2. Description of the Related Art
In general, a method called a stereo method is widely known as a method of imaging a measurement object by cameras to obtain coordinates of a three-dimensional point of the measurement object from taken images. The stereo method is a method of using parallax of cameras to measure a three-dimensional position. The method obtains a corresponding point of a point for measuring the three-dimensional position, on the images taken by two cameras with different viewpoints. The three-dimensional position is calculated by a principle of triangulation based on the corresponding points on the images and based on a known positional relationship between the cameras.
The stereo method is widely utilized in a three-dimensional measurement technique used in production inspection and used by an industrial robot to recognize the measurement object. For example, the stereo method is used to calculate a formula of a three-dimensional line of a line section, such as a straight edge section of the measurement object.
More specifically, if design data of the measurement object is known, the three-dimensional position of the measurement object can be obtained from the design data when the pose of the measurement object is determined by calculating the formulas of the three-dimensional lines of two or more parts of the line sections, such as straight edge sections of the measurement object. Three-dimensional positions of two or more points on the line sections are generally used to calculate the formulas of the three-dimensional lines of the line sections. The stereo method is used to calculate the positions of the points on the line sections.

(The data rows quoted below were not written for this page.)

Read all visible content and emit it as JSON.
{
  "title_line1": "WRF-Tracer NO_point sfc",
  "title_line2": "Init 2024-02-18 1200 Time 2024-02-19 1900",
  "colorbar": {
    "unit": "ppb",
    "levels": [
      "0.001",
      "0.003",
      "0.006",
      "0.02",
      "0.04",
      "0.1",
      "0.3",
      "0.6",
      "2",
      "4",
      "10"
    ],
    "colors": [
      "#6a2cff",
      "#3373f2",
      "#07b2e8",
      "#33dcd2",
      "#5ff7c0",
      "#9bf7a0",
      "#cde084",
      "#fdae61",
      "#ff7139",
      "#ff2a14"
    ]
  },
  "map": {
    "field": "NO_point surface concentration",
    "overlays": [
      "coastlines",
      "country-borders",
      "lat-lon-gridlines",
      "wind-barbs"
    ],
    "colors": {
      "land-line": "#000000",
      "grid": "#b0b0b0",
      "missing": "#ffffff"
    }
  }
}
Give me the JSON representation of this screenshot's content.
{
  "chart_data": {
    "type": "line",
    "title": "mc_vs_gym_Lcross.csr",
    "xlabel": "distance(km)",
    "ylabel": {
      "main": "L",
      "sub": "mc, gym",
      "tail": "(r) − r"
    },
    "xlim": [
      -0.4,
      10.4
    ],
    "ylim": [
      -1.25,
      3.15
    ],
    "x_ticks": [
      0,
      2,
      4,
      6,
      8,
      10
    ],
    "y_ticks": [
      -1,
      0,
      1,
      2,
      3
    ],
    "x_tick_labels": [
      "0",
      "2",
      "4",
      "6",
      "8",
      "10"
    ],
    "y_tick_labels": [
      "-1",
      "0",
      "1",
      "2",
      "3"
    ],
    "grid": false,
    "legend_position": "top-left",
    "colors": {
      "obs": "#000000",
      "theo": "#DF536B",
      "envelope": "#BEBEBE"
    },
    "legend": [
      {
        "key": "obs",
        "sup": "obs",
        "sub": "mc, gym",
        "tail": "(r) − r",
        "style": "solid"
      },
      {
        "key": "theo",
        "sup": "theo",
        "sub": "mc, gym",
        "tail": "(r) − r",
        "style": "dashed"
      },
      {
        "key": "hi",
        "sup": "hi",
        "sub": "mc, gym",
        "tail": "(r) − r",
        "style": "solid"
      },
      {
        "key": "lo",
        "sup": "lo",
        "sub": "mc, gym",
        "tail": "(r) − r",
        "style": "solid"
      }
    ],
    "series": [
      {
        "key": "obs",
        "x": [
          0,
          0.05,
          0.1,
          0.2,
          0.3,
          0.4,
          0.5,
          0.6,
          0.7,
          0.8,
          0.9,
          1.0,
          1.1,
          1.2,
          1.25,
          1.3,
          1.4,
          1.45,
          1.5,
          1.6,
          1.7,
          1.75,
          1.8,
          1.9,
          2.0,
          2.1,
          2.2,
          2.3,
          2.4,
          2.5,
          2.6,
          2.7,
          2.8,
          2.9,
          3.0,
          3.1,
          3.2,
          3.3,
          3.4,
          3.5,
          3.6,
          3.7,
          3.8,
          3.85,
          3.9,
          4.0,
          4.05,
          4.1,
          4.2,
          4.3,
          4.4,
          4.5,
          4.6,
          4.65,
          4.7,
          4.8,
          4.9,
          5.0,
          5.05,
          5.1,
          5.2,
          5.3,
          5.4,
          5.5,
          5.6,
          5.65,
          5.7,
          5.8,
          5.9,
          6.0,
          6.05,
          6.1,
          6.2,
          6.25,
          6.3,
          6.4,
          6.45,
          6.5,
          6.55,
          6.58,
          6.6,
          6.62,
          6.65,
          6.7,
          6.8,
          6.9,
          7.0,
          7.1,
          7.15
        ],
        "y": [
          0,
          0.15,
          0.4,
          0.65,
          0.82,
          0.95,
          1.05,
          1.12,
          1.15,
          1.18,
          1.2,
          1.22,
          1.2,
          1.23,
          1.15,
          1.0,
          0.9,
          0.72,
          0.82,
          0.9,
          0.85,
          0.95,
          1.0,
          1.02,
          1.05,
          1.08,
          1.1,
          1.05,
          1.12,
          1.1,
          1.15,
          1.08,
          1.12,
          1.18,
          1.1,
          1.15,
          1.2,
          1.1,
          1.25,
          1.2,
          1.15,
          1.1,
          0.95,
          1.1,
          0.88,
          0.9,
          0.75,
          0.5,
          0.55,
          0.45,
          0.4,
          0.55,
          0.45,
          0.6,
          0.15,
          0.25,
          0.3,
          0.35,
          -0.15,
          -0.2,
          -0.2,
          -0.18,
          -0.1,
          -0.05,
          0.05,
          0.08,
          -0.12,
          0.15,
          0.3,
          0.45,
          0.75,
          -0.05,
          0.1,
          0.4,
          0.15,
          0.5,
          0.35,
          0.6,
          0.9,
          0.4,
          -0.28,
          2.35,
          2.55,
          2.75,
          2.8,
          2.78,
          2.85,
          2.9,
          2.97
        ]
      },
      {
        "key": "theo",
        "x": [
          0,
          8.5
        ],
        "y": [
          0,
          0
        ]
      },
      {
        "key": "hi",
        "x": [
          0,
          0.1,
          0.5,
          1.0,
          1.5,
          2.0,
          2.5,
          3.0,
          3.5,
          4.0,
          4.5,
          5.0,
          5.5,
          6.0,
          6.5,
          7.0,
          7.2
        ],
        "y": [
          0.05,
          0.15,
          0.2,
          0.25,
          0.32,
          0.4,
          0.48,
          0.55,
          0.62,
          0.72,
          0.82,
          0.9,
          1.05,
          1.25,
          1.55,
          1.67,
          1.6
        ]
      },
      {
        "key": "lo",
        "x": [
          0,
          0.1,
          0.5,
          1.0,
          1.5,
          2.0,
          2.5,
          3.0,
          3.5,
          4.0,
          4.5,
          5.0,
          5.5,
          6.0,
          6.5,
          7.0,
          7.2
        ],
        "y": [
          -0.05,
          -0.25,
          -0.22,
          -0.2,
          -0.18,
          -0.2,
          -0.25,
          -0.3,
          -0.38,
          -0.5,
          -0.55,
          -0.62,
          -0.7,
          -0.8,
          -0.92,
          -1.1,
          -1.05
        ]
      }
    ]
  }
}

However, unlike in the calculation of the three-dimensional position of a point-like object, it is difficult to specify a point on a line section of the image taken by the other camera corresponding to a point on a line section of the image taken by one of the cameras.
To detect the corresponding points of the line sections on the image planes, the use of a virtual reference line called an epipolar line is known. The epipolar line is obtained by projecting a line of sight from one of the cameras to an object (for example, a point on a line section of the measurement object) to the image taken by the other camera. It can be stated that the corresponding point to be obtained is on the epipolar line. Therefore, to specify a point on the other image corresponding to a point on the line section on the one of the images, the epipolar line can be drawn on the other image, and an intersection point of the epipolar line and the line section of the other image can be determined as the corresponding point.
However, the epipolar line is projected on image planes as a line where a plane (epipolar plane), which includes the viewpoints of the two cameras and a point of the measurement object, intersects the image planes of the two cameras. Therefore, the slope is unambiguously determined based on the positional relationship between the two cameras. As a result, the epipolar line and the line section overlap in the line section where the slope is parallel to the epipolar line, and the corresponding point cannot be specified.
If the relative angle between the epipolar line and the line section is close to parallel on the image, a detection error of the corresponding point in relation to an error in the detection of the line section on the image exerts a significant influence, and the measurement accuracy may be reduced.
Conventionally, proposed is using an operator for extracting a line section where the relative angle with respect to the epipolar line is close to a right angle to extract only a line section with an enough relative angle with respect to the epipolar line (see Japanese Patent Application Laid-Open No. H05-005609).